I have finally started on Ludwig von Mises’ famous tome, Human Action , which is certainly one of the most important books in the history of the Austrian school of economics. I can make no promises that progress will not be slow but, in the interest of spreading knowledge to those who do not have time to read the work themselves, I am going to attempt to post notes, synopses, and recaps as I read. Tonight will mark the first such installment, with just a couple of strong quotes from Mises’ introduction. (Some of the more grandiose and overarching points occur in the introduction, and I find it difficult to really summarize them here.

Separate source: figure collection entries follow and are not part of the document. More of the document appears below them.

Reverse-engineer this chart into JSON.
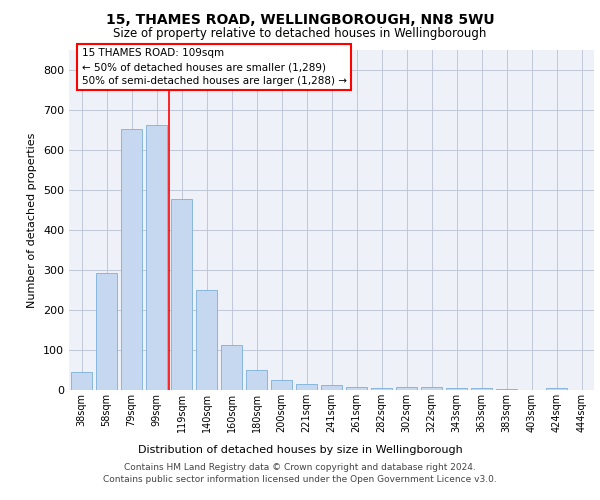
{
  "title_line1": "15, THAMES ROAD, WELLINGBOROUGH, NN8 5WU",
  "title_line2": "Size of property relative to detached houses in Wellingborough",
  "xlabel": "Distribution of detached houses by size in Wellingborough",
  "ylabel": "Number of detached properties",
  "categories": [
    "38sqm",
    "58sqm",
    "79sqm",
    "99sqm",
    "119sqm",
    "140sqm",
    "160sqm",
    "180sqm",
    "200sqm",
    "221sqm",
    "241sqm",
    "261sqm",
    "282sqm",
    "302sqm",
    "322sqm",
    "343sqm",
    "363sqm",
    "383sqm",
    "403sqm",
    "424sqm",
    "444sqm"
  ],
  "values": [
    45,
    293,
    652,
    662,
    478,
    250,
    113,
    50,
    25,
    14,
    13,
    8,
    5,
    8,
    7,
    4,
    4,
    2,
    1,
    5,
    1
  ],
  "bar_color": "#c5d8f0",
  "bar_edge_color": "#7ab0d8",
  "grid_color": "#c0c8d8",
  "background_color": "#eef2f8",
  "annotation_line1": "15 THAMES ROAD: 109sqm",
  "annotation_line2": "← 50% of detached houses are smaller (1,289)",
  "annotation_line3": "50% of semi-detached houses are larger (1,288) →",
  "red_line_x": 3.5,
  "ylim": [
    0,
    850
  ],
  "yticks": [
    0,
    100,
    200,
    300,
    400,
    500,
    600,
    700,
    800
  ],
  "footer_line1": "Contains HM Land Registry data © Crown copyright and database right 2024.",
  "footer_line2": "Contains public sector information licensed under the Open Government Licence v3.0."
}
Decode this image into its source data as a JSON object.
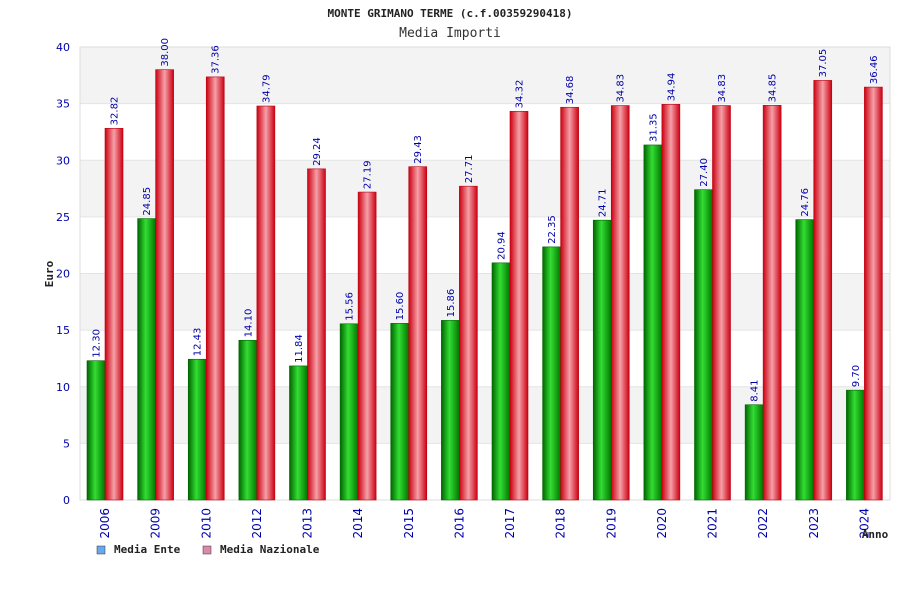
{
  "chart_data": {
    "type": "bar",
    "title": "MONTE GRIMANO TERME (c.f.00359290418)",
    "subtitle": "Media Importi",
    "xlabel": "Anno",
    "ylabel": "Euro",
    "ylim": [
      0,
      40
    ],
    "yticks": [
      0,
      5,
      10,
      15,
      20,
      25,
      30,
      35,
      40
    ],
    "categories": [
      "2006",
      "2009",
      "2010",
      "2012",
      "2013",
      "2014",
      "2015",
      "2016",
      "2017",
      "2018",
      "2019",
      "2020",
      "2021",
      "2022",
      "2023",
      "2024"
    ],
    "series": [
      {
        "name": "Media Ente",
        "color": "#00aa00",
        "values": [
          12.3,
          24.85,
          12.43,
          14.1,
          11.84,
          15.56,
          15.6,
          15.86,
          20.94,
          22.35,
          24.71,
          31.35,
          27.4,
          8.41,
          24.76,
          9.7
        ],
        "labels": [
          "12.30",
          "24.85",
          "12.43",
          "14.10",
          "11.84",
          "15.56",
          "15.60",
          "15.86",
          "20.94",
          "22.35",
          "24.71",
          "31.35",
          "27.40",
          "8.41",
          "24.76",
          "9.70"
        ]
      },
      {
        "name": "Media Nazionale",
        "color": "#ee1122",
        "values": [
          32.82,
          38.0,
          37.36,
          34.79,
          29.24,
          27.19,
          29.43,
          27.71,
          34.32,
          34.68,
          34.83,
          34.94,
          34.83,
          34.85,
          37.05,
          36.46
        ],
        "labels": [
          "32.82",
          "38.00",
          "37.36",
          "34.79",
          "29.24",
          "27.19",
          "29.43",
          "27.71",
          "34.32",
          "34.68",
          "34.83",
          "34.94",
          "34.83",
          "34.85",
          "37.05",
          "36.46"
        ]
      }
    ],
    "legend": [
      {
        "name": "Media Ente",
        "color": "#66aaee"
      },
      {
        "name": "Media Nazionale",
        "color": "#dd88aa"
      }
    ],
    "grid": true,
    "legend_position": "bottom-left"
  }
}
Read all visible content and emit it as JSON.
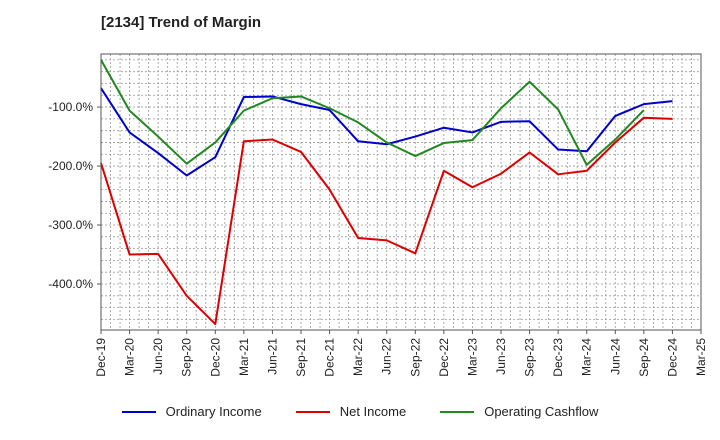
{
  "chart_data": {
    "type": "line",
    "title": "[2134]  Trend of Margin",
    "xlabel": "",
    "ylabel": "",
    "x": [
      "Dec-19",
      "Mar-20",
      "Jun-20",
      "Sep-20",
      "Dec-20",
      "Mar-21",
      "Jun-21",
      "Sep-21",
      "Dec-21",
      "Mar-22",
      "Jun-22",
      "Sep-22",
      "Dec-22",
      "Mar-23",
      "Jun-23",
      "Sep-23",
      "Dec-23",
      "Mar-24",
      "Jun-24",
      "Sep-24",
      "Dec-24",
      "Mar-25"
    ],
    "ylim": [
      -478,
      -10
    ],
    "yticks": [
      -100,
      -200,
      -300,
      -400
    ],
    "ytick_labels": [
      "-100.0%",
      "-200.0%",
      "-300.0%",
      "-400.0%"
    ],
    "grid": true,
    "legend_position": "bottom",
    "series": [
      {
        "name": "Ordinary Income",
        "color": "#0000cc",
        "values": [
          -68,
          -143,
          -178,
          -216,
          -185,
          -83,
          -82,
          -95,
          -105,
          -158,
          -163,
          -150,
          -135,
          -143,
          -125,
          -124,
          -172,
          -175,
          -115,
          -95,
          -90,
          null
        ]
      },
      {
        "name": "Net Income",
        "color": "#dd0000",
        "values": [
          -195,
          -350,
          -349,
          -420,
          -468,
          -158,
          -155,
          -176,
          -240,
          -322,
          -326,
          -348,
          -208,
          -236,
          -213,
          -177,
          -214,
          -208,
          -160,
          -118,
          -120,
          null
        ]
      },
      {
        "name": "Operating Cashflow",
        "color": "#228822",
        "values": [
          -20,
          -106,
          -150,
          -196,
          -160,
          -106,
          -85,
          -82,
          -102,
          -126,
          -160,
          -183,
          -161,
          -156,
          -102,
          -57,
          -104,
          -198,
          -155,
          -105,
          null,
          null
        ]
      }
    ]
  }
}
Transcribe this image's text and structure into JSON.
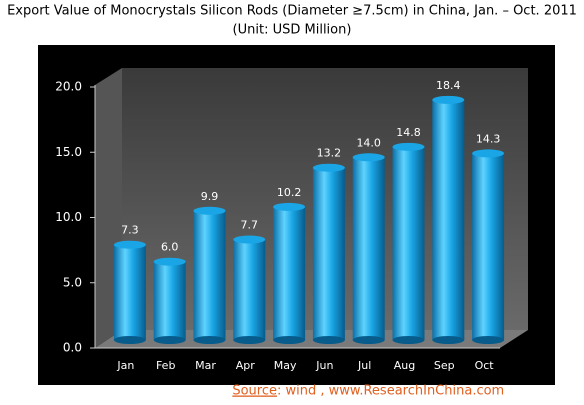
{
  "chart_data": {
    "type": "bar",
    "title": "Export Value of Monocrystals Silicon Rods (Diameter ≥7.5cm) in China, Jan. – Oct. 2011",
    "subtitle": "(Unit: USD Million)",
    "categories": [
      "Jan",
      "Feb",
      "Mar",
      "Apr",
      "May",
      "Jun",
      "Jul",
      "Aug",
      "Sep",
      "Oct"
    ],
    "values": [
      7.3,
      6.0,
      9.9,
      7.7,
      10.2,
      13.2,
      14.0,
      14.8,
      18.4,
      14.3
    ],
    "value_labels": [
      "7.3",
      "6.0",
      "9.9",
      "7.7",
      "10.2",
      "13.2",
      "14.0",
      "14.8",
      "18.4",
      "14.3"
    ],
    "color": "#1aa6e6",
    "ylim": [
      0,
      20
    ],
    "yticks": [
      {
        "value": 0,
        "label": "0.0"
      },
      {
        "value": 5,
        "label": "5.0"
      },
      {
        "value": 10,
        "label": "10.0"
      },
      {
        "value": 15,
        "label": "15.0"
      },
      {
        "value": 20,
        "label": "20.0"
      }
    ],
    "source": {
      "label": "Source",
      "text": ": wind , www.ResearchInChina.com"
    }
  }
}
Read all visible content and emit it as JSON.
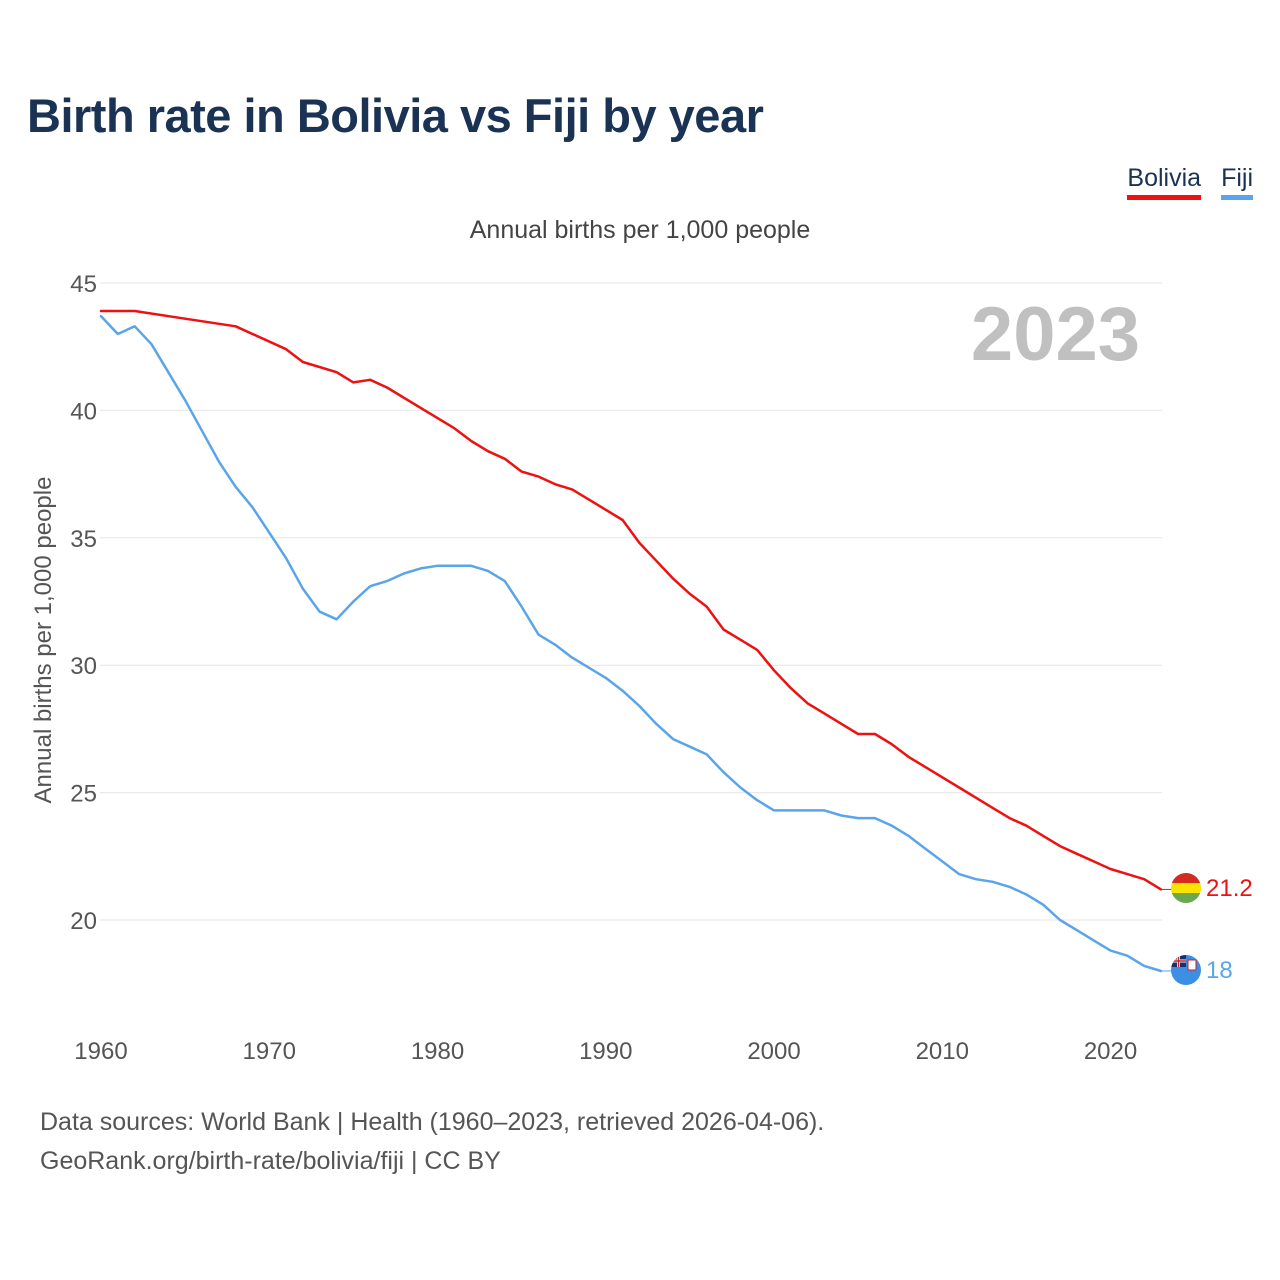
{
  "title": "Birth rate in Bolivia vs Fiji by year",
  "subtitle": "Annual births per 1,000 people",
  "legend": [
    {
      "name": "Bolivia",
      "color": "#ee1111"
    },
    {
      "name": "Fiji",
      "color": "#5aa5ea"
    }
  ],
  "year_watermark": "2023",
  "end_labels": {
    "bolivia": "21.2",
    "fiji": "18"
  },
  "source_line1": "Data sources: World Bank | Health (1960–2023, retrieved 2026-04-06).",
  "source_line2": "GeoRank.org/birth-rate/bolivia/fiji | CC BY",
  "chart_data": {
    "type": "line",
    "title": "Birth rate in Bolivia vs Fiji by year",
    "ylabel": "Annual births per 1,000 people",
    "xlabel": "",
    "xlim": [
      1960,
      2023
    ],
    "ylim": [
      17,
      45
    ],
    "x_ticks": [
      1960,
      1970,
      1980,
      1990,
      2000,
      2010,
      2020
    ],
    "y_ticks": [
      20,
      25,
      30,
      35,
      40,
      45
    ],
    "series": [
      {
        "name": "Bolivia",
        "color": "#ee1111",
        "x": [
          1960,
          1962,
          1965,
          1968,
          1971,
          1972,
          1974,
          1975,
          1976,
          1977,
          1979,
          1981,
          1982,
          1983,
          1984,
          1985,
          1986,
          1987,
          1988,
          1989,
          1990,
          1991,
          1992,
          1993,
          1994,
          1995,
          1996,
          1997,
          1998,
          1999,
          2000,
          2001,
          2002,
          2003,
          2004,
          2005,
          2006,
          2007,
          2008,
          2009,
          2010,
          2011,
          2012,
          2013,
          2014,
          2015,
          2016,
          2017,
          2018,
          2019,
          2020,
          2021,
          2022,
          2023
        ],
        "values": [
          43.9,
          43.9,
          43.6,
          43.3,
          42.4,
          41.9,
          41.5,
          41.1,
          41.2,
          40.9,
          40.1,
          39.3,
          38.8,
          38.4,
          38.1,
          37.6,
          37.4,
          37.1,
          36.9,
          36.5,
          36.1,
          35.7,
          34.8,
          34.1,
          33.4,
          32.8,
          32.3,
          31.4,
          31.0,
          30.6,
          29.8,
          29.1,
          28.5,
          28.1,
          27.7,
          27.3,
          27.3,
          26.9,
          26.4,
          26.0,
          25.6,
          25.2,
          24.8,
          24.4,
          24.0,
          23.7,
          23.3,
          22.9,
          22.6,
          22.3,
          22.0,
          21.8,
          21.6,
          21.2
        ]
      },
      {
        "name": "Fiji",
        "color": "#5aa5ea",
        "x": [
          1960,
          1961,
          1962,
          1963,
          1964,
          1965,
          1966,
          1967,
          1968,
          1969,
          1970,
          1971,
          1972,
          1973,
          1974,
          1975,
          1976,
          1977,
          1978,
          1979,
          1980,
          1981,
          1982,
          1983,
          1984,
          1985,
          1986,
          1987,
          1988,
          1989,
          1990,
          1991,
          1992,
          1993,
          1994,
          1995,
          1996,
          1997,
          1998,
          1999,
          2000,
          2001,
          2002,
          2003,
          2004,
          2005,
          2006,
          2007,
          2008,
          2009,
          2010,
          2011,
          2012,
          2013,
          2014,
          2015,
          2016,
          2017,
          2018,
          2019,
          2020,
          2021,
          2022,
          2023
        ],
        "values": [
          43.7,
          43.0,
          43.3,
          42.6,
          41.5,
          40.4,
          39.2,
          38.0,
          37.0,
          36.2,
          35.2,
          34.2,
          33.0,
          32.1,
          31.8,
          32.5,
          33.1,
          33.3,
          33.6,
          33.8,
          33.9,
          33.9,
          33.9,
          33.7,
          33.3,
          32.3,
          31.2,
          30.8,
          30.3,
          29.9,
          29.5,
          29.0,
          28.4,
          27.7,
          27.1,
          26.8,
          26.5,
          25.8,
          25.2,
          24.7,
          24.3,
          24.3,
          24.3,
          24.3,
          24.1,
          24.0,
          24.0,
          23.7,
          23.3,
          22.8,
          22.3,
          21.8,
          21.6,
          21.5,
          21.3,
          21.0,
          20.6,
          20.0,
          19.6,
          19.2,
          18.8,
          18.6,
          18.2,
          18.0
        ]
      }
    ]
  }
}
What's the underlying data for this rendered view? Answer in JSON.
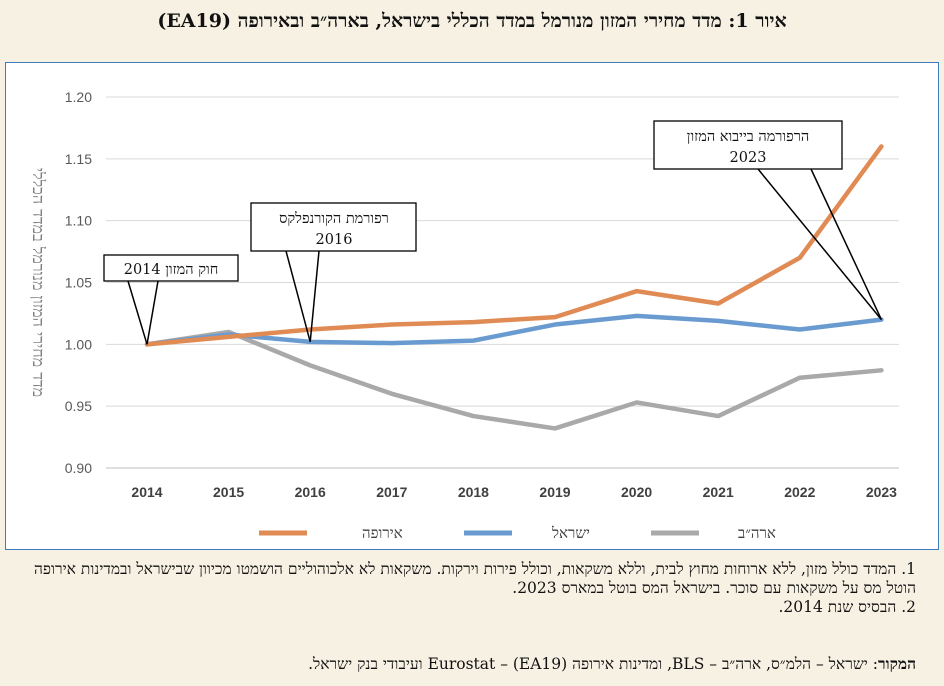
{
  "title": "איור 1: מדד מחירי המזון מנורמל במדד הכללי בישראל, בארה״ב ובאירופה (EA19)",
  "chart_data": {
    "type": "line",
    "categories": [
      "2014",
      "2015",
      "2016",
      "2017",
      "2018",
      "2019",
      "2020",
      "2021",
      "2022",
      "2023"
    ],
    "ylabel": "מדד מחירי המזון מנורמל במדד הכללי",
    "ylim": [
      0.9,
      1.2
    ],
    "yticks": [
      "0.90",
      "0.95",
      "1.00",
      "1.05",
      "1.10",
      "1.15",
      "1.20"
    ],
    "grid": true,
    "series": [
      {
        "name": "אירופה",
        "color": "#e08b54",
        "values": [
          1.0,
          1.006,
          1.012,
          1.016,
          1.018,
          1.022,
          1.043,
          1.033,
          1.07,
          1.16
        ]
      },
      {
        "name": "ישראל",
        "color": "#6a9bd0",
        "values": [
          1.0,
          1.008,
          1.002,
          1.001,
          1.003,
          1.016,
          1.023,
          1.019,
          1.012,
          1.02
        ]
      },
      {
        "name": "ארה״ב",
        "color": "#a9a9a9",
        "values": [
          1.0,
          1.01,
          0.983,
          0.96,
          0.942,
          0.932,
          0.953,
          0.942,
          0.973,
          0.979
        ]
      }
    ],
    "annotations": [
      {
        "line1": "חוק המזון 2014",
        "line2": "",
        "x_index": 0
      },
      {
        "line1": "רפורמת הקורנפלקס",
        "line2": "2016",
        "x_index": 2
      },
      {
        "line1": "הרפורמה בייבוא המזון",
        "line2": "2023",
        "x_index": 9
      }
    ]
  },
  "notes": {
    "note1": "1. המדד כולל מזון, ללא ארוחות מחוץ לבית, וללא משקאות, וכולל פירות וירקות. משקאות לא אלכוהוליים הושמטו מכיוון שבישראל ובמדינות אירופה הוטל מס על משקאות עם סוכר. בישראל המס בוטל במארס 2023.",
    "note2": "2. הבסיס שנת 2014."
  },
  "source": {
    "label": "המקור",
    "text": ": ישראל – הלמ״ס, ארה״ב – BLS, ומדינות אירופה (EA19) – Eurostat ועיבודי בנק ישראל."
  }
}
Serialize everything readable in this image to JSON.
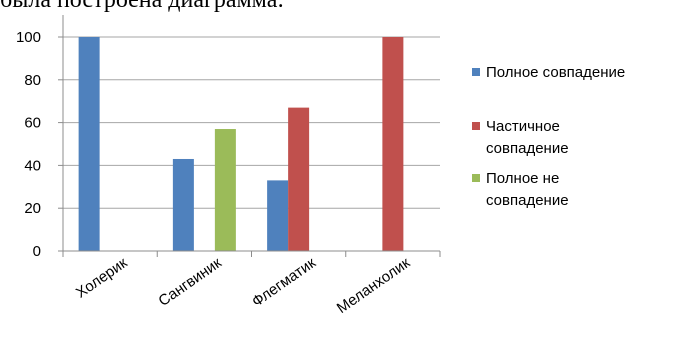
{
  "caption": "была построена диаграмма:",
  "chart_data": {
    "type": "bar",
    "categories": [
      "Холерик",
      "Сангвиник",
      "Флегматик",
      "Меланхолик"
    ],
    "series": [
      {
        "name_lines": [
          "Полное совпадение"
        ],
        "color": "#4f81bd",
        "values": [
          100,
          43,
          33,
          null
        ]
      },
      {
        "name_lines": [
          "Частичное",
          "совпадение"
        ],
        "color": "#c0504d",
        "values": [
          null,
          null,
          67,
          100
        ]
      },
      {
        "name_lines": [
          "Полное не",
          "совпадение"
        ],
        "color": "#9bbb59",
        "values": [
          null,
          57,
          null,
          null
        ]
      }
    ],
    "ylim": [
      0,
      100
    ],
    "yticks": [
      0,
      20,
      40,
      60,
      80,
      100
    ],
    "grid": true,
    "legend": "right"
  }
}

I will work more closely with them as they appear throughout the book.)
What is wrong with our age is precisely the widespread ignorance of the role which these policies of economic freedom played in the technological evolution of the last two hundred years. People fell prey to the fallacy that the improvement of the methods of production was contemporaneous with the policy of laissez faire only by accident. Deluded by Marxian myths, they consider modern industrialism an outcome of the operation of mysterious “productive forces” that do not depend in any way on ideological factors. Classical economics, they believe, was not a factor in the rise of capitalism, but rather its product, its “ideological superstructure,” i.e., a doctrine designed to defend the unfair claims of the capitalistic exploiters. Hence the abolition of capitalism and the substitution of socialist totalitarianism for a market economy and free enterprise would not impair the further progress of technology. It would, on the contrary, promote technological improvement by removing the obstacles which the selfish interests of the capitalists place in its way.
It is true that economics is a theoretical science and as such abstains from any judgment of value. It is not its task to tell people what ends they should aim at. It is a science of the means to be applied for the attainment of ends chosen, not, to be sure, a science of the choosing of ends. Ultimate decisions, the valuations and the choosing of ends, are beyond the scope of any science. Science never tells a man how he should act; it merely shows how a man must act if he wants to attain definite ends.